This project uses tensorflow's speech commands model to understand users words and predict the actions that a user intends on performing. For enhanced user experince, wave visualizer library is used to show waveforms of sounds in the surrounding environment.
A model was trained using google's trainable machine The model recognizes the followiing lables:
- Background Noise
- Greetings: Responds to greetings
- Play a Song: Tells a user the recommended songs for the day
- Weather: Tells the user the current weather The actual functionality for this has not been included but the browser responds using SpeechSynthesisUtterance function to convert text to speech.
//tesorflowjs
import * as tf from '@tensorflow/tfjs'
//speech commands model
import * as speech from '@tensorflow-models/speech-commands'
// voice model is the pretrained model from teachable machine
// voice metadata is the metadata of the trainable machines
const recognizer = await speech.create('BROWSER_FFT', undefined, VoiceModel, VoiceModelMetadata)

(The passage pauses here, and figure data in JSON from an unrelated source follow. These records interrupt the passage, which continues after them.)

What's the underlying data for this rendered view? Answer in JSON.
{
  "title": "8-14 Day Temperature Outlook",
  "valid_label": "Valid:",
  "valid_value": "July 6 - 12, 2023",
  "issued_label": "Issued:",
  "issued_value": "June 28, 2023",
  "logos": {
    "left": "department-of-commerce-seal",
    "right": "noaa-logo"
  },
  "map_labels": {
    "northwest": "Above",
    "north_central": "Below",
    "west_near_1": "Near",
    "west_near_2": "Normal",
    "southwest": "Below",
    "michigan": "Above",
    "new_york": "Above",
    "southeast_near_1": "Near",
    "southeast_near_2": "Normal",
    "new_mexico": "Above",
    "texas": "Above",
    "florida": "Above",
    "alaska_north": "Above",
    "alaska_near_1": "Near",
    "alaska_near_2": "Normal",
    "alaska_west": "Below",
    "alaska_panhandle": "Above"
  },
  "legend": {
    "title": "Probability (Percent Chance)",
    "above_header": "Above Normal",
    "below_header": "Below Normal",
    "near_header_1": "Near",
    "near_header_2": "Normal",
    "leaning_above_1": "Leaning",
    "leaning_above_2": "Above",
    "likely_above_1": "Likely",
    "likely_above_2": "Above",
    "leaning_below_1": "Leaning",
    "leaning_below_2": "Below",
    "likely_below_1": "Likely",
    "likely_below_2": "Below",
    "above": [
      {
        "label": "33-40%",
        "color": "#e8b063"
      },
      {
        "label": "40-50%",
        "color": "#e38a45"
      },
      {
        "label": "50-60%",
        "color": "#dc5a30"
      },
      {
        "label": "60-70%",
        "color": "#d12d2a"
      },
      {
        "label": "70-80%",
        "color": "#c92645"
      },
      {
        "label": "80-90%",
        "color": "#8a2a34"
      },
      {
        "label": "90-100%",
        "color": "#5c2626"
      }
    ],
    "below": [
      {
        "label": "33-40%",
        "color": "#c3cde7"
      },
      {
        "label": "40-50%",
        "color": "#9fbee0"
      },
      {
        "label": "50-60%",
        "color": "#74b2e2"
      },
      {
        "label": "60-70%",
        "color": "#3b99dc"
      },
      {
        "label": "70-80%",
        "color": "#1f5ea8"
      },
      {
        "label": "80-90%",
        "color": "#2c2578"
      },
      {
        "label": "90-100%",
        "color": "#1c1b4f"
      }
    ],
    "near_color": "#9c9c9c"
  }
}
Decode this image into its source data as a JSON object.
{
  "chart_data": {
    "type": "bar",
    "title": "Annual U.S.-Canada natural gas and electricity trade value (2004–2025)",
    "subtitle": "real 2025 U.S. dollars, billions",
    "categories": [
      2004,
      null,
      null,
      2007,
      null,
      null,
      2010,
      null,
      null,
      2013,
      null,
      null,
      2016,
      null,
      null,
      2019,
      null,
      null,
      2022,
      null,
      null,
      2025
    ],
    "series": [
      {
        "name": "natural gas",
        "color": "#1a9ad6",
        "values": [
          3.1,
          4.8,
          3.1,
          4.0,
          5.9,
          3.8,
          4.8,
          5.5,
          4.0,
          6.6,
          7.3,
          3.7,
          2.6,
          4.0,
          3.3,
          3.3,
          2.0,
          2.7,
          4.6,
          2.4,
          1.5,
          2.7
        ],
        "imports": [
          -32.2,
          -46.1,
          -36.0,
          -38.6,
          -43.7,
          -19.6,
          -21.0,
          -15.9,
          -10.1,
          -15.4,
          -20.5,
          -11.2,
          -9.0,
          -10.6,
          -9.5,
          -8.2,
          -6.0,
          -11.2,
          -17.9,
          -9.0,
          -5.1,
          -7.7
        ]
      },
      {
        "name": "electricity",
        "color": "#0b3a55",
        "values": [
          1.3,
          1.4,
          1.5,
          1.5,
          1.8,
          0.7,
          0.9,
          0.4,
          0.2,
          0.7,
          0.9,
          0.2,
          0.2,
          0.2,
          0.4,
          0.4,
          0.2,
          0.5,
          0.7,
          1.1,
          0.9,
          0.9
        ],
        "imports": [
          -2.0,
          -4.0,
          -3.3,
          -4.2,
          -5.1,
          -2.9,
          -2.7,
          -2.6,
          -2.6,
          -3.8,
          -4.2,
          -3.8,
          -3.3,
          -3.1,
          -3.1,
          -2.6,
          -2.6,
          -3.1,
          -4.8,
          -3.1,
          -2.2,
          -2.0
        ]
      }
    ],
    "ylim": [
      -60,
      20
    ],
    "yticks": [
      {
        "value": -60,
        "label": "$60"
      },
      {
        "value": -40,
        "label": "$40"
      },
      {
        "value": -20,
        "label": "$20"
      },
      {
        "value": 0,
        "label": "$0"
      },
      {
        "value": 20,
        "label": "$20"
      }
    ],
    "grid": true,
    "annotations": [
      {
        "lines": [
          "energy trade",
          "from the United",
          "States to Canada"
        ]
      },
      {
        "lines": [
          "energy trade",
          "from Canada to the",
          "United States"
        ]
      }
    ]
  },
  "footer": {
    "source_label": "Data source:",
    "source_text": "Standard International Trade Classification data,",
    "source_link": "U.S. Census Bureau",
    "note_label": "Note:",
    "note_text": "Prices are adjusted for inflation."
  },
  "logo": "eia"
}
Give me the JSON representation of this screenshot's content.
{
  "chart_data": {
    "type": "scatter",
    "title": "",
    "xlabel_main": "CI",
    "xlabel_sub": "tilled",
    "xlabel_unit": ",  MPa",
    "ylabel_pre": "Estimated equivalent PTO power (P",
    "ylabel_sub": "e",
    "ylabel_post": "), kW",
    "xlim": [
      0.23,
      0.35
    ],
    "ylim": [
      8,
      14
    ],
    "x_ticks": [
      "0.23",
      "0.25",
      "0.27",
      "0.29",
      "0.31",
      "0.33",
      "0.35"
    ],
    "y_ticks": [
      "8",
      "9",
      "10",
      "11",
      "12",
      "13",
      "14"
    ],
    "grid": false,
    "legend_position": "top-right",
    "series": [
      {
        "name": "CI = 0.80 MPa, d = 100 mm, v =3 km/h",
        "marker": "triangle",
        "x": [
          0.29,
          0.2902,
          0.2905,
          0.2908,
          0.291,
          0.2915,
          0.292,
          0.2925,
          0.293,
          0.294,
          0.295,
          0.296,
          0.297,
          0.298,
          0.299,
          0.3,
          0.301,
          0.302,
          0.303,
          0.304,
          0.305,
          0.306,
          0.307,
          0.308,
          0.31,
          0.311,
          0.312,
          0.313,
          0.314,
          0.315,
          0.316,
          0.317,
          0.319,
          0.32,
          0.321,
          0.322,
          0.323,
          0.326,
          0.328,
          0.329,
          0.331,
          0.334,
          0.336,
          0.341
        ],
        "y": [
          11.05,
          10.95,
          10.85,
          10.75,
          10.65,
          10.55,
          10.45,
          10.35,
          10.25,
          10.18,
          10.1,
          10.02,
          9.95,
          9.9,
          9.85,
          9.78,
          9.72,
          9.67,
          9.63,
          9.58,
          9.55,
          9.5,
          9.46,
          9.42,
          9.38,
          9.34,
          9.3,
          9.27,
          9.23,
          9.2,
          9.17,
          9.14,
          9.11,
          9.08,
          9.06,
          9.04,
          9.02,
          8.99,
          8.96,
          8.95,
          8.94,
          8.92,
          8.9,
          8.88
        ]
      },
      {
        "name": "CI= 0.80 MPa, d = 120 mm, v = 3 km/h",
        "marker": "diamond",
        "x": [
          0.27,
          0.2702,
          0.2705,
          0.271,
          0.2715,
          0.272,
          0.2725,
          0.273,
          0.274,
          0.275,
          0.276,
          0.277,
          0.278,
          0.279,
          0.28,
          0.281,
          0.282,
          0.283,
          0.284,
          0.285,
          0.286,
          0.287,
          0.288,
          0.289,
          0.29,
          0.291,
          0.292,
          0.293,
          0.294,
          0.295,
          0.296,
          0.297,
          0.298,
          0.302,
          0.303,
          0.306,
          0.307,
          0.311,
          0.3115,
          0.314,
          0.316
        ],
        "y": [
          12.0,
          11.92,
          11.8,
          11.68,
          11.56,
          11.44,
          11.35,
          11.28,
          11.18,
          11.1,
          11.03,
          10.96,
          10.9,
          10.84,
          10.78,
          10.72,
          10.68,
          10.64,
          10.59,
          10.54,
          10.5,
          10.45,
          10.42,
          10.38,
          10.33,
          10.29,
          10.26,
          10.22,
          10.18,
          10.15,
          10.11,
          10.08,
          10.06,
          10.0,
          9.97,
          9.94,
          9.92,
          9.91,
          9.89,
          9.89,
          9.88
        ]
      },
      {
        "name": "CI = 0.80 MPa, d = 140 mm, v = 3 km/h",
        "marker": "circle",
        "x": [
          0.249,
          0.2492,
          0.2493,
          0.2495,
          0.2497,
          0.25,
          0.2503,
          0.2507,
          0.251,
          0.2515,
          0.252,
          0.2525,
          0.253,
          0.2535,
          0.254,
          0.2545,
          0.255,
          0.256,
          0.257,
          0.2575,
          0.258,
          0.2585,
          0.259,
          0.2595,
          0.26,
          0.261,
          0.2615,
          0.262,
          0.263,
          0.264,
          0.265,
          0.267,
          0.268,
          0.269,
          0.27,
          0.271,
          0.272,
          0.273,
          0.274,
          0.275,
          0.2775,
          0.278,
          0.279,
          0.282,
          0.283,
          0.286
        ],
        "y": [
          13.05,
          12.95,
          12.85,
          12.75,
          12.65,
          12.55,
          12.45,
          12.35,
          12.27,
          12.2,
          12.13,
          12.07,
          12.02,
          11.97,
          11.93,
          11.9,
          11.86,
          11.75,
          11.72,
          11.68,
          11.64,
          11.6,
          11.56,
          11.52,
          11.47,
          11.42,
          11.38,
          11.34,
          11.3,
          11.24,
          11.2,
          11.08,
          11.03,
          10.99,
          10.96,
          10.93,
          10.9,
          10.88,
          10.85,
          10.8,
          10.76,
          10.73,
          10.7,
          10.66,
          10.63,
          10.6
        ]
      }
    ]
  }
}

//ensure the model is loaded before proceeding
await recognizer.ensureModelLoaded()
setModel(recognizer)
// set the word lables: Background Noise, Greetings, Play a Song, Weather
setLabels(recognizer.wordLabels())
model.listen(result => {
//set the actions to the highest value in the prediction based on the four word labels
setAction(labels[argMax(Object.values(result.scores))])
}, {
includeSpectrogram: true,
probabilityThreshold: 0.7, // set the probability threshold of a prediction
invokeCallbackOnNoiseAndUnknown: true,
overlapFactor: 0.50
})
//stop predictions after 10 seconds
setTimeout(() => model.stopListening(), 10e3)
Use browser speech synthesis to convert text to speech
function speak(text){
try {
const speech = new window.SpeechSynthesisUtterance(text)
window.speechSynthesis.speak(speech)
} catch (error) {
alert("speech syntesis not supported by your browser. Plaese update...")
}
}